Al fraccionarse Colombia después de la muerte de Bolívar, fué Páez elegido presidente de una de las tres repúblicas que se formaron: de la de Venezuela. Dos veces desempeñó tan alta magistratura, lo que no le impedió morir en tierra extranjera devorando en silencio la ingratitud de su patria.

Uno de los errores del general Páez, justamente en el período más brillante de su vida, fué aconsejar á Bolívar que fundara el imperio de los Andes y se hiciera emperador. Afortunadamente el gran Bolívar tuvo fe en la democracia; su patriotismo, su perspicacia y su sentido político, le dictaron la respuesta á Páez que va á continuación:

« Usted no ha juzgado imparcialmente de las cosas y de los hombres. Ni Colombia es Francia ni yo soy Napoleón. No lo soy ni quiero serlo. Tampoco pretendo imitar á César; menos á Iturbide. Tales ejemplos me parecen indignos de mi gloria. El título de Libertador es superior á cuantos el orgullo humano ha recibido. »

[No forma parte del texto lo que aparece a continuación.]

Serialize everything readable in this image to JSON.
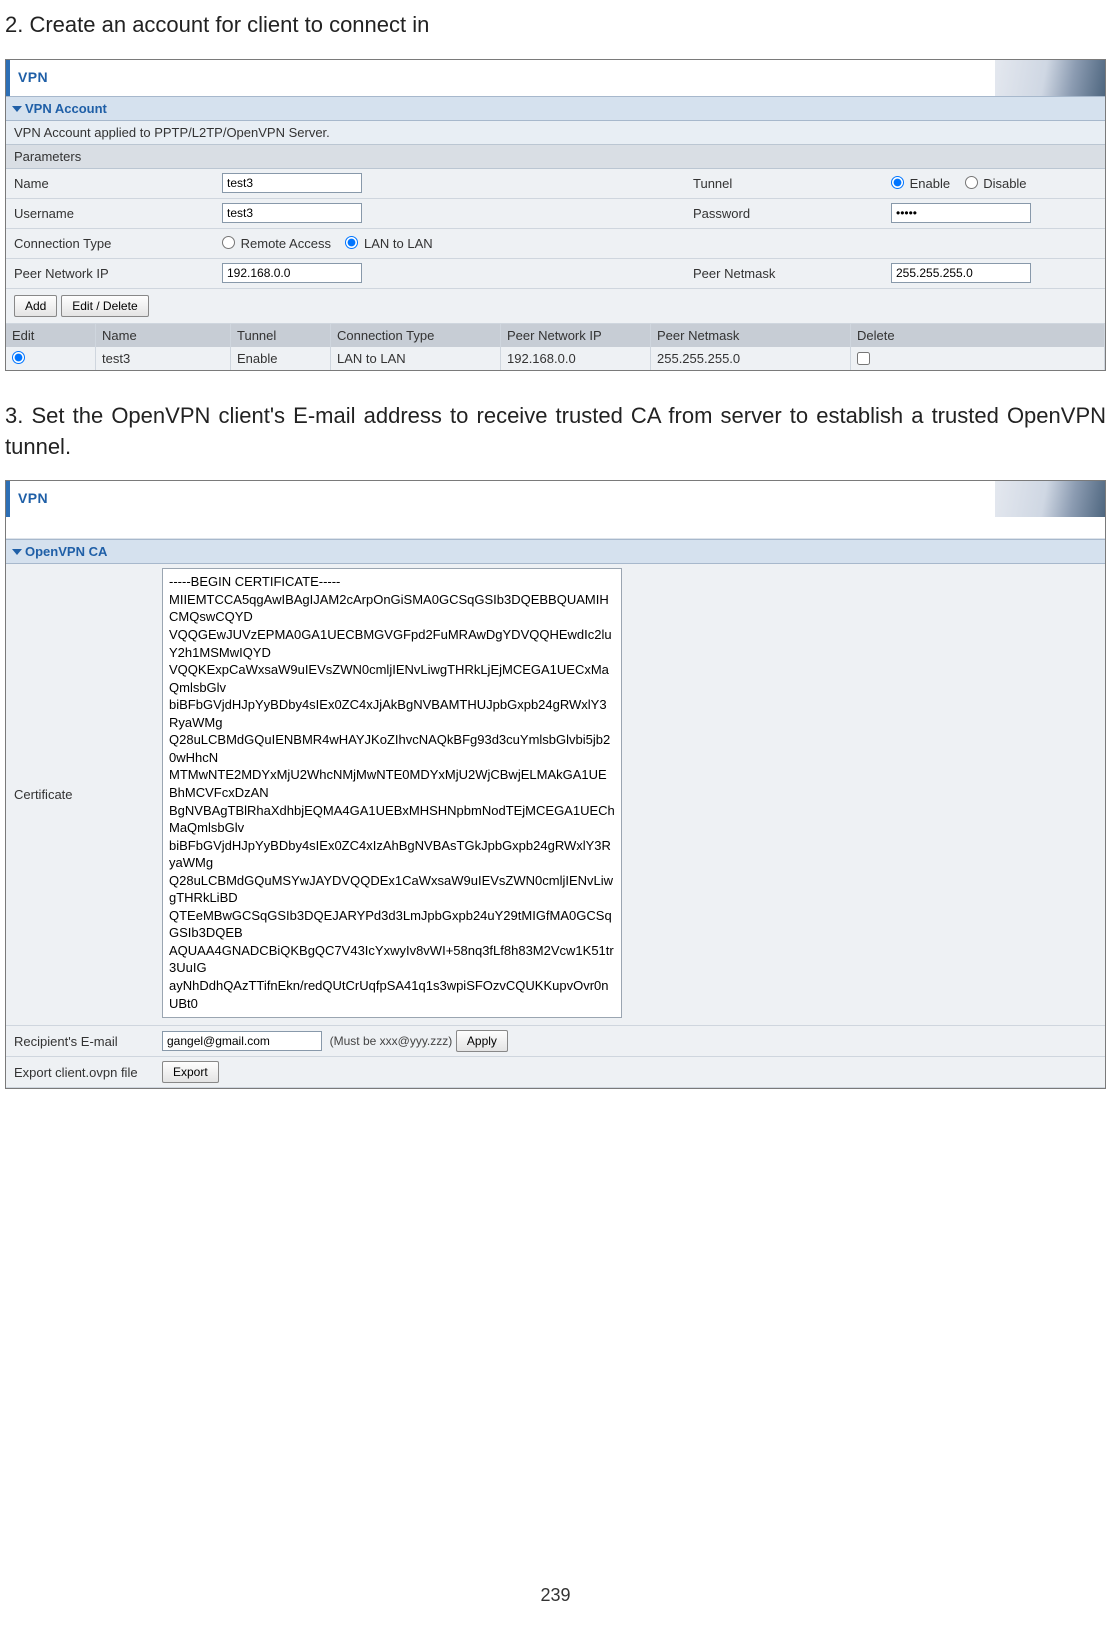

Vamos á terminar, copiando lo que dice de Páez el escritor argentino señor Decoud en su libro La Atlántida:

« ... Tenía el instinto sagaz, realzado ante sus compañeros por una fuerza prodigiosa. En la pelea, el león desesperado no se avalanzaba con más furia... Sus soldados le respetaban y le temían, porque el insubordinado tenía por castigo someterse á una lucha personal con su jefe, en la cual estaba seguro de ser herido; y las cicatrices que dejaban las armas de Páez jamás se borraban...

« No tenía exigencias, no pretendía vestuarios, ni armas, ni raciones, ni sueldos. La carne sin sal le saciaba, no le afligía la intemperie, no le molestaba la lluvia. Había un río: lo pasaba. Había un pantano: lo salvaba. Había un llano prolongado como un desierto: lo cruzaba silencioso al paso monótono del animal... Su estrategia consistía en la traslación rápida de un punto á otro, su táctica en la sorpresa y su ataque en la impetuosidad irresistible de la carga. Peleaba sinceramente, por convicción, sin vanidad. Sólo sabía que todo hombre debe morir por su patria y que á esa patria subyugada es menester libertarla... »

En efecto, así era Páez.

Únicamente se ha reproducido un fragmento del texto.